Even terug naar ons land. Andrea Anastasi, de opvolger van Vital Heynen, is bij de Red Dragons vrij snel vertrokken. Begrijp je dat?

“Ja, al ken ik zijn situatie privé niet helemaal. Hij werkte op twee plaatsen: in België en in Polen. Dat is familiaal niet lang houdbaar. Zijn vrouw is niet mee, de mijne trouwens ook niet. Anastasi was dus na het seizoen in Polen verder de hele zomer op pad. Tja, soms is het gewoon ‘too much’, ‘trop is te veel’. En er komt opnieuw een bijzonder drukke zomer aanzetten. Met weinig rust. Bovendien: Anastasi hoeft met zijn palmares niets meer te bewijzen. Stilaan is bij hem – en zeker ook bij mij (Christophe is 40 jaar, nvdr.) – het besef groeiende, dat familie zeer belangrijk is. Voor wie me IJsland zou benijden: ik zit daar soms enkele weken op een piepklein kamertje in een heel ‘basic’ hotel. Het is geen luxe resort, hoor. Die mythe wil ik uit de wereld helpen. Anderzijds kan ik wel rondtoeren doorheen wondermooie landschappen. De schoonheid van die fjorden, dat kan je niet geloven, als je er niet bent geweest. Ook dat prachtige noorderlicht in een schitterende omgeving.”

Brecht Van Kerckhove volgt Anastasi op. Hebben jullie een goed contact?

“Zeer zeker. We horen elkaar vrij vaak, al heb ik nooit met Brecht samengewerkt. Het leuke voor hem is dat zijn assistentschap bij de Red Dragons hem zeer veel positiefs heeft geleerd. Niet alleen bij Vital Heynen, ook bij Anastasi, twee toppers met elk hun eigen visie. Brecht kan nu de synthese maken. Zo zal hij snel zijn eigen weg vinden vanuit al die vroegere ervaringen. Jammer voor Brecht en Vital werden ze – een zware domper – zomaar teruggefloten van de World League naar de Golden European League. Onterecht. Maar niets aan te doen.

Ik heb zelf gewerkt met Gert Vande Broek, Marko Klok (Asse-Lennik) en Dominique Baeyens (geplaatst voor WK in Polen). Ook ik neem van al deze toppers een deeltje bagage mee. Ik kon bijvoorbeeld met Dominique naar groep 1 van de World League promoveren. Zo heb ik al die unieke belevenissen in een eigen verhaallijn gegoten.”

Denk je aan verlenging in Finland? Of droom je van een trainersopdracht dichterbij?

“Ik sta open voor alles. Een terugkeer naar België is een zeer grote optie. Maar veel opportuniteiten doen zich helaas niet voor. Vorig seizoen stond ik dicht bij de Franse tweedeklasser Nancy, op goed 350 km van mijn woonplaats Ranst. Die verplaatsing is in een vrij weekend geen onoverkomelijk probleem.
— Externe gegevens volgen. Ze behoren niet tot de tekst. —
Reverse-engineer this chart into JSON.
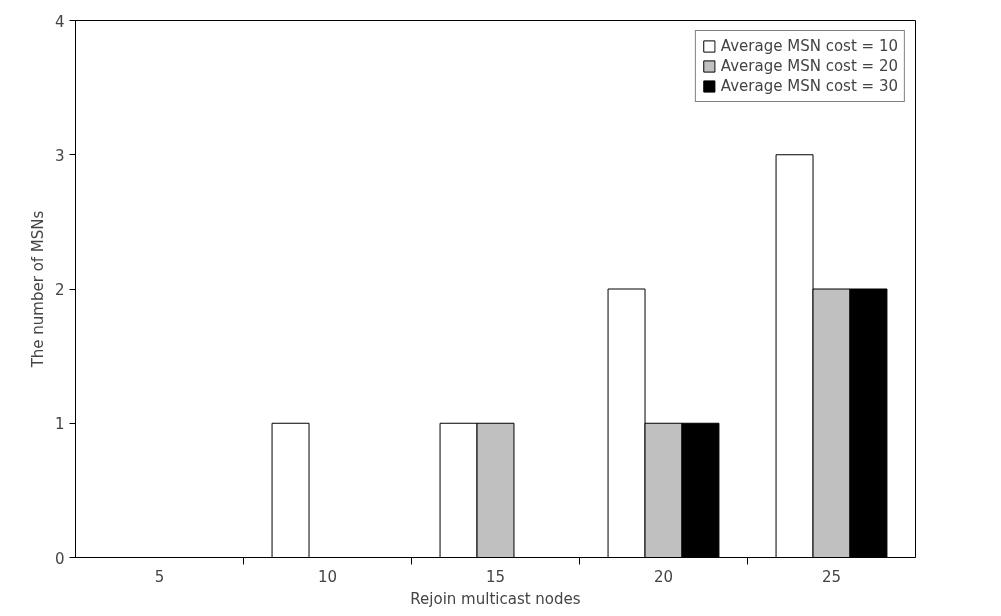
{
  "chart_data": {
    "type": "bar",
    "xlabel": "Rejoin multicast nodes",
    "ylabel": "The number of MSNs",
    "categories": [
      "5",
      "10",
      "15",
      "20",
      "25"
    ],
    "series": [
      {
        "name": "Average MSN cost = 10",
        "color": "#ffffff",
        "values": [
          0,
          1,
          1,
          2,
          3
        ]
      },
      {
        "name": "Average MSN cost = 20",
        "color": "#c0c0c0",
        "values": [
          0,
          0,
          1,
          1,
          2
        ]
      },
      {
        "name": "Average MSN cost = 30",
        "color": "#000000",
        "values": [
          0,
          0,
          0,
          1,
          2
        ]
      }
    ],
    "ylim": [
      0,
      4
    ],
    "yticks": [
      0,
      1,
      2,
      3,
      4
    ],
    "grid": false,
    "legend": "top right"
  }
}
Maar Nancy is niet doorgegaan. De eisen in Frankrijk liggen hoog voor trainers. Het is zeer moeilijk, zelfs als trainer A. Je moet aanvaard worden door de Franse ‘formation’.”
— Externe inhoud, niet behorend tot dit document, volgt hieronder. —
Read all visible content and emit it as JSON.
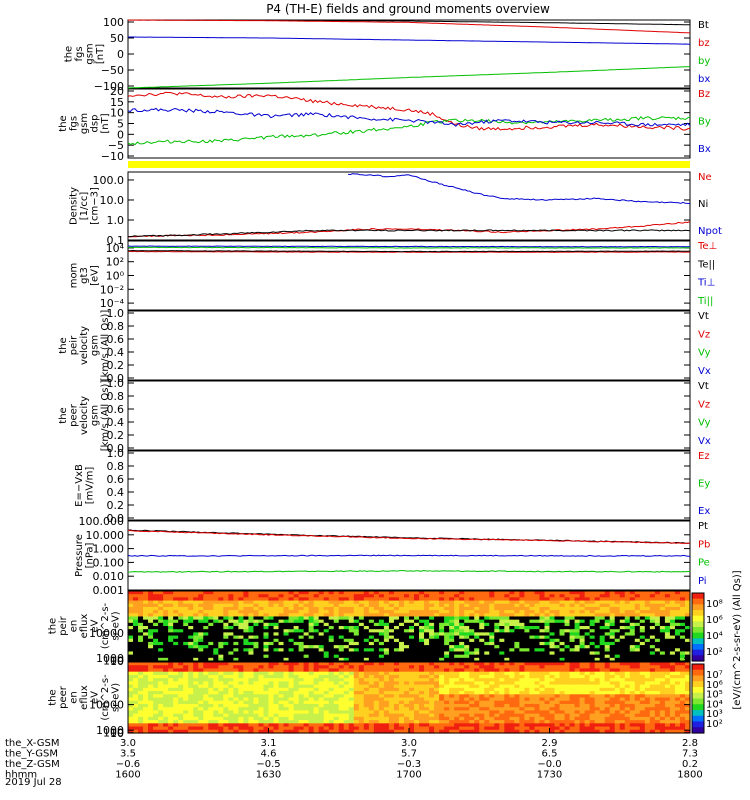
{
  "title": "P4 (TH-E) fields and ground moments overview",
  "date_label": "2019 Jul 28",
  "colors": {
    "black": "#000000",
    "red": "#e00000",
    "green": "#00c000",
    "blue": "#0000d0",
    "yellow": "#ffff00"
  },
  "chart_data": [
    {
      "type": "line",
      "id": "fgs_gsm",
      "ylabel": [
        "the",
        "fgs",
        "gsm",
        "[nT]"
      ],
      "ylim": [
        -100,
        100
      ],
      "yticks": [
        "100",
        "50",
        "0",
        "−50",
        "−100"
      ],
      "series": [
        {
          "name": "Bt",
          "color": "#000000",
          "x": [
            0,
            30,
            60,
            90,
            120
          ],
          "values": [
            100,
            99,
            97,
            92,
            86
          ]
        },
        {
          "name": "bz",
          "color": "#e00000",
          "x": [
            0,
            30,
            60,
            90,
            120
          ],
          "values": [
            100,
            98,
            93,
            79,
            62
          ]
        },
        {
          "name": "by",
          "color": "#00c000",
          "x": [
            0,
            30,
            60,
            90,
            120
          ],
          "values": [
            -100,
            -86,
            -69,
            -54,
            -37
          ]
        },
        {
          "name": "bx",
          "color": "#0000d0",
          "x": [
            0,
            30,
            60,
            90,
            120
          ],
          "values": [
            50,
            47,
            41,
            35,
            29
          ]
        }
      ]
    },
    {
      "type": "line",
      "id": "fgs_gsm_dsp",
      "ylabel": [
        "the",
        "fgs",
        "gsm",
        "dsp",
        "[nT]"
      ],
      "ylim": [
        -13,
        20
      ],
      "yticks": [
        "20",
        "15",
        "10",
        "5",
        "0",
        "−5",
        "−10"
      ],
      "series": [
        {
          "name": "Bz",
          "color": "#e00000",
          "x": [
            0,
            10,
            20,
            30,
            40,
            50,
            60,
            65,
            70,
            75,
            80,
            90,
            100,
            110,
            120
          ],
          "values": [
            17,
            18,
            16,
            17,
            14,
            12,
            10,
            8,
            3,
            1,
            1,
            2,
            3,
            2,
            1
          ]
        },
        {
          "name": "By",
          "color": "#00c000",
          "x": [
            0,
            10,
            20,
            30,
            40,
            50,
            60,
            65,
            70,
            75,
            80,
            90,
            100,
            110,
            120
          ],
          "values": [
            -6,
            -5,
            -5,
            -3,
            -2,
            0,
            2,
            4,
            5,
            5,
            4,
            4,
            5,
            6,
            6
          ]
        },
        {
          "name": "Bx",
          "color": "#0000d0",
          "x": [
            0,
            10,
            20,
            30,
            40,
            50,
            60,
            65,
            70,
            75,
            80,
            90,
            100,
            110,
            120
          ],
          "values": [
            10,
            10,
            9,
            7,
            8,
            6,
            5,
            4,
            3,
            4,
            5,
            4,
            4,
            3,
            3
          ]
        }
      ]
    },
    {
      "type": "line",
      "id": "density",
      "log": true,
      "ylabel": [
        "Density",
        "[1/cc]",
        "[cm−3]"
      ],
      "ylim": [
        0.1,
        250
      ],
      "yticks": [
        "100.0",
        "10.0",
        "1.0",
        "0.1"
      ],
      "ytick_values": [
        100,
        10,
        1,
        0.1
      ],
      "series": [
        {
          "name": "Ne",
          "color": "#e00000",
          "x": [
            0,
            20,
            40,
            50,
            60,
            70,
            80,
            90,
            100,
            110,
            120
          ],
          "values": [
            0.15,
            0.18,
            0.25,
            0.35,
            0.35,
            0.3,
            0.25,
            0.3,
            0.35,
            0.5,
            0.8
          ]
        },
        {
          "name": "Ni",
          "color": "#000000",
          "x": [
            0,
            20,
            40,
            60,
            80,
            100,
            120
          ],
          "values": [
            0.15,
            0.2,
            0.3,
            0.3,
            0.3,
            0.3,
            0.3
          ]
        },
        {
          "name": "Npot",
          "color": "#0000d0",
          "x": [
            47,
            52,
            55,
            60,
            65,
            70,
            75,
            80,
            90,
            100,
            110,
            120
          ],
          "values": [
            200,
            180,
            150,
            180,
            80,
            40,
            20,
            12,
            10,
            12,
            8,
            7
          ]
        }
      ]
    },
    {
      "type": "line",
      "id": "moments",
      "log": true,
      "ylabel": [
        "mom",
        "gt3",
        "[eV]"
      ],
      "ylim": [
        1e-05,
        100000
      ],
      "yticks": [
        "10⁴",
        "10²",
        "10⁰",
        "10⁻²",
        "10⁻⁴"
      ],
      "ytick_values": [
        10000,
        100,
        1,
        0.01,
        0.0001
      ],
      "series": [
        {
          "name": "Te⊥",
          "color": "#e00000",
          "x": [
            0,
            30,
            60,
            90,
            120
          ],
          "values": [
            3000,
            2600,
            2400,
            2400,
            2600
          ]
        },
        {
          "name": "Te||",
          "color": "#000000",
          "x": [
            0,
            30,
            60,
            90,
            120
          ],
          "values": [
            4000,
            3500,
            3000,
            3200,
            3400
          ]
        },
        {
          "name": "Ti⊥",
          "color": "#0000d0",
          "x": [
            0,
            30,
            60,
            90,
            120
          ],
          "values": [
            18000,
            17000,
            16000,
            15000,
            15000
          ]
        },
        {
          "name": "Ti||",
          "color": "#00c000",
          "x": [
            0,
            30,
            60,
            90,
            120
          ],
          "values": [
            12000,
            11000,
            10000,
            10000,
            10000
          ]
        }
      ]
    },
    {
      "type": "line",
      "id": "peir_velocity",
      "ylabel": [
        "the",
        "peir",
        "velocity",
        "gsm",
        "[km/s (All Qs)]"
      ],
      "ylim": [
        0,
        1
      ],
      "yticks": [
        "1.0",
        "0.8",
        "0.6",
        "0.4",
        "0.2",
        "0.0"
      ],
      "series": [
        {
          "name": "Vt",
          "color": "#000000",
          "values": []
        },
        {
          "name": "Vz",
          "color": "#e00000",
          "values": []
        },
        {
          "name": "Vy",
          "color": "#00c000",
          "values": []
        },
        {
          "name": "Vx",
          "color": "#0000d0",
          "values": []
        }
      ]
    },
    {
      "type": "line",
      "id": "peer_velocity",
      "ylabel": [
        "the",
        "peer",
        "velocity",
        "gsm",
        "[km/s (All Qs)]"
      ],
      "ylim": [
        0,
        1
      ],
      "yticks": [
        "1.0",
        "0.8",
        "0.6",
        "0.4",
        "0.2",
        "0.0"
      ],
      "series": [
        {
          "name": "Vt",
          "color": "#000000",
          "values": []
        },
        {
          "name": "Vz",
          "color": "#e00000",
          "values": []
        },
        {
          "name": "Vy",
          "color": "#00c000",
          "values": []
        },
        {
          "name": "Vx",
          "color": "#0000d0",
          "values": []
        }
      ]
    },
    {
      "type": "line",
      "id": "efield",
      "ylabel": [
        "E=−VxB",
        "[mV/m]"
      ],
      "ylim": [
        0,
        1
      ],
      "yticks": [
        "1.0",
        "0.8",
        "0.6",
        "0.4",
        "0.2",
        "0.0"
      ],
      "series": [
        {
          "name": "Ez",
          "color": "#e00000",
          "values": []
        },
        {
          "name": "Ey",
          "color": "#00c000",
          "values": []
        },
        {
          "name": "Ex",
          "color": "#0000d0",
          "values": []
        }
      ]
    },
    {
      "type": "line",
      "id": "pressure",
      "log": true,
      "ylabel": [
        "Pressure",
        "[nPa]"
      ],
      "ylim": [
        0.001,
        100
      ],
      "yticks": [
        "100.000",
        "10.000",
        "1.000",
        "0.100",
        "0.010",
        "0.001"
      ],
      "ytick_values": [
        100,
        10,
        1,
        0.1,
        0.01,
        0.001
      ],
      "series": [
        {
          "name": "Pt",
          "color": "#000000",
          "x": [
            0,
            30,
            60,
            90,
            120
          ],
          "values": [
            22,
            11,
            6,
            4,
            2.5
          ]
        },
        {
          "name": "Pb",
          "color": "#e00000",
          "x": [
            0,
            30,
            60,
            90,
            120
          ],
          "values": [
            20,
            10,
            5.5,
            3.8,
            2.4
          ]
        },
        {
          "name": "Pe",
          "color": "#00c000",
          "x": [
            0,
            30,
            60,
            90,
            120
          ],
          "values": [
            0.02,
            0.022,
            0.024,
            0.022,
            0.021
          ]
        },
        {
          "name": "Pi",
          "color": "#0000d0",
          "x": [
            0,
            30,
            60,
            90,
            120
          ],
          "values": [
            0.3,
            0.3,
            0.32,
            0.3,
            0.3
          ]
        }
      ]
    },
    {
      "type": "heatmap",
      "id": "peir_eflux",
      "ylabel": [
        "the",
        "peir",
        "en",
        "eflux",
        "eV",
        "(cm^2-s-",
        "sr-eV)"
      ],
      "ylim": [
        7,
        25000
      ],
      "yticks": [
        "10000",
        "1000",
        "100",
        "10"
      ],
      "ytick_values": [
        10000,
        1000,
        100,
        10
      ]
    },
    {
      "type": "heatmap",
      "id": "peer_eflux",
      "ylabel": [
        "the",
        "peer",
        "en",
        "eflux",
        "eV",
        "(cm^2-s-",
        "sr-eV)"
      ],
      "ylim": [
        7,
        25000
      ],
      "yticks": [
        "10000",
        "1000",
        "100",
        "10"
      ],
      "ytick_values": [
        10000,
        1000,
        100,
        10
      ]
    }
  ],
  "colorbar": {
    "label": "[eV/(cm^2-s-sr-eV) (All Qs)]",
    "upper_ticks": [
      "10⁸",
      "10⁶",
      "10⁴",
      "10²"
    ],
    "lower_ticks": [
      "10⁷",
      "10⁶",
      "10⁵",
      "10⁴",
      "10³",
      "10²"
    ]
  },
  "xaxis": {
    "row_labels": [
      "the_X-GSM",
      "the_Y-GSM",
      "the_Z-GSM",
      "hhmm"
    ],
    "columns": [
      [
        "3.0",
        "3.5",
        "−0.6",
        "1600"
      ],
      [
        "3.1",
        "4.6",
        "−0.5",
        "1630"
      ],
      [
        "3.0",
        "5.7",
        "−0.3",
        "1700"
      ],
      [
        "2.9",
        "6.5",
        "−0.0",
        "1730"
      ],
      [
        "2.8",
        "7.3",
        "0.2",
        "1800"
      ]
    ]
  }
}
En wat ga je doen met je taken bij het mannenteam van IJsland?

“Mijn contract loopt einde juni af. Dan ga ik alles bekijken. Maar eerlijk gezegd: ik zag graag een nieuwe strategie bij de IJslandse bond. Op zoek naar meer middelen. Nu speelt één procent van de bevolking volleybal. Dat aantal moet stijgen. Weet je dat ik training ben gaan geven aan een dertigtal kinderen in een dorpje waar Tom Waes (tv: Reizen Waes) is gepasseerd. Dat stimuleert. Er moet méér promotie worden gevoerd in het land. Dat is natuurlijk niet gemakkelijk, omdat bedrijven zeer grote budgetten pompen in voetbal en in handbal. In Finland gaat het grote geld, vergelijkbaar met de Amerikaanse NBA-basketbal, dan weer naar ijshockey. Dat is in IJsland minder het geval.”